-What I understand from both replies that Bitcoin core doesn't allow transactions with total fee/cost less than dust value, but does NOT prevent u from creating dust UTXOS so they will be ( I mean still) stored burdening the system status (because the owner won't spend them) as the paper says.
You can't create and push a transaction that contains a dust output with Bitcoin Core. It's just that they're nonstandard and including it in a block almost always involves the participation of a miner.
(This is again about my research proposal of classifying UTXOS into types, I just find it hard to believe no one did it before & no one is even convinced to do it; here I mean dust like burned not likely to be spent in the near future, why not accumulate their hashes separately?)
Dust are sometimes in fact spent by the user to get rid of them from their wallet so they won't spend it inadvertently down the line. You need to keep them in an index in case they get spent for whatever reason. Most of the time, it's spent to an OP_return, whenever it doesn't cost more to spend it.

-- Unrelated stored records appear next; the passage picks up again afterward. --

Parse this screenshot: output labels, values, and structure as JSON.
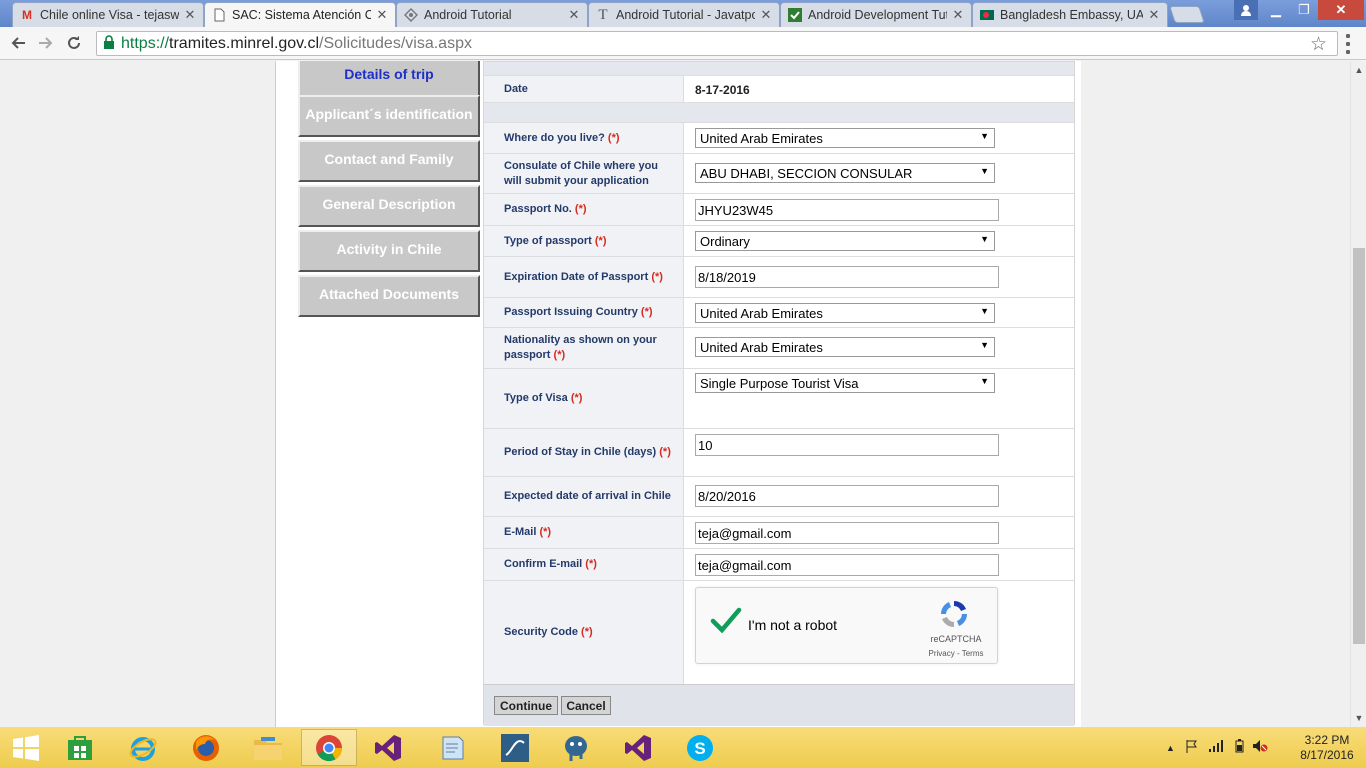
{
  "browser": {
    "tabs": [
      {
        "label": "Chile online Visa - tejaswi",
        "icon": "gmail-icon",
        "active": false
      },
      {
        "label": "SAC: Sistema Atención Co",
        "icon": "page-icon",
        "active": true
      },
      {
        "label": "Android Tutorial",
        "icon": "diamond-icon",
        "active": false
      },
      {
        "label": "Android Tutorial - Javatpo",
        "icon": "t-icon",
        "active": false
      },
      {
        "label": "Android Development Tut",
        "icon": "green-check-icon",
        "active": false
      },
      {
        "label": "Bangladesh Embassy, UAE",
        "icon": "flag-icon",
        "active": false
      }
    ],
    "url": {
      "scheme": "https://",
      "host": "tramites.minrel.gov.cl",
      "path": "/Solicitudes/visa.aspx"
    }
  },
  "sidebar": {
    "items": [
      {
        "label": "Details of trip",
        "current": true
      },
      {
        "label": "Applicant´s identification",
        "current": false
      },
      {
        "label": "Contact and Family",
        "current": false
      },
      {
        "label": "General Description",
        "current": false
      },
      {
        "label": "Activity in Chile",
        "current": false
      },
      {
        "label": "Attached Documents",
        "current": false
      }
    ]
  },
  "form": {
    "date_label": "Date",
    "date_value": "8-17-2016",
    "required_mark": "(*)",
    "fields": {
      "live": {
        "label": "Where do you live?",
        "value": "United Arab Emirates"
      },
      "consulate": {
        "label": "Consulate of Chile where you will submit your application",
        "value": "ABU DHABI, SECCION CONSULAR"
      },
      "passport_no": {
        "label": "Passport No.",
        "value": "JHYU23W45"
      },
      "passport_type": {
        "label": "Type of passport",
        "value": "Ordinary"
      },
      "expiration": {
        "label": "Expiration Date of Passport",
        "value": "8/18/2019"
      },
      "issuing_country": {
        "label": "Passport Issuing Country",
        "value": "United Arab Emirates"
      },
      "nationality": {
        "label": "Nationality as shown on your passport",
        "value": "United Arab Emirates"
      },
      "visa_type": {
        "label": "Type of Visa",
        "value": "Single Purpose Tourist Visa"
      },
      "stay": {
        "label": "Period of Stay in Chile (days)",
        "value": "10"
      },
      "arrival": {
        "label": "Expected date of arrival in Chile",
        "value": "8/20/2016"
      },
      "email": {
        "label": "E-Mail",
        "value": "teja@gmail.com"
      },
      "confirm_email": {
        "label": "Confirm E-mail",
        "value": "teja@gmail.com"
      },
      "security": {
        "label": "Security Code"
      }
    },
    "captcha": {
      "text": "I'm not a robot",
      "brand": "reCAPTCHA",
      "terms": "Privacy - Terms",
      "checked": true
    },
    "buttons": {
      "continue": "Continue",
      "cancel": "Cancel"
    }
  },
  "taskbar": {
    "apps": [
      "start",
      "store",
      "internet-explorer",
      "firefox",
      "file-explorer",
      "chrome",
      "visual-studio",
      "notepad",
      "mysql-workbench",
      "postgresql",
      "visual-studio-2",
      "skype"
    ],
    "active": "chrome",
    "clock_time": "3:22 PM",
    "clock_date": "8/17/2016"
  },
  "colors": {
    "accent_blue": "#1d2fc9",
    "label_blue": "#243a6a",
    "required_red": "#d52a1e",
    "taskbar_yellow": "#f0cf58"
  }
}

I don't think it is necessarily a bad idea to exclude them. I'd imagine the actual resource savings would be very low though. You might have to spend more time validating blocks if they ever get spent; you can't get them from the UTXO set directly.
- For the mark "Unspendable" maybe the Samourai wallet was doing that in purpose, I mean preventing them from being included in any valid block as they know they're part of a hack?
(I'm just concluding from the article, I don't know for sure)
You can't prevent UTXOs from being spent, unless you're the only person that can spend it. It is intentionally marked that way to prevent it from compromising the privacy of their user.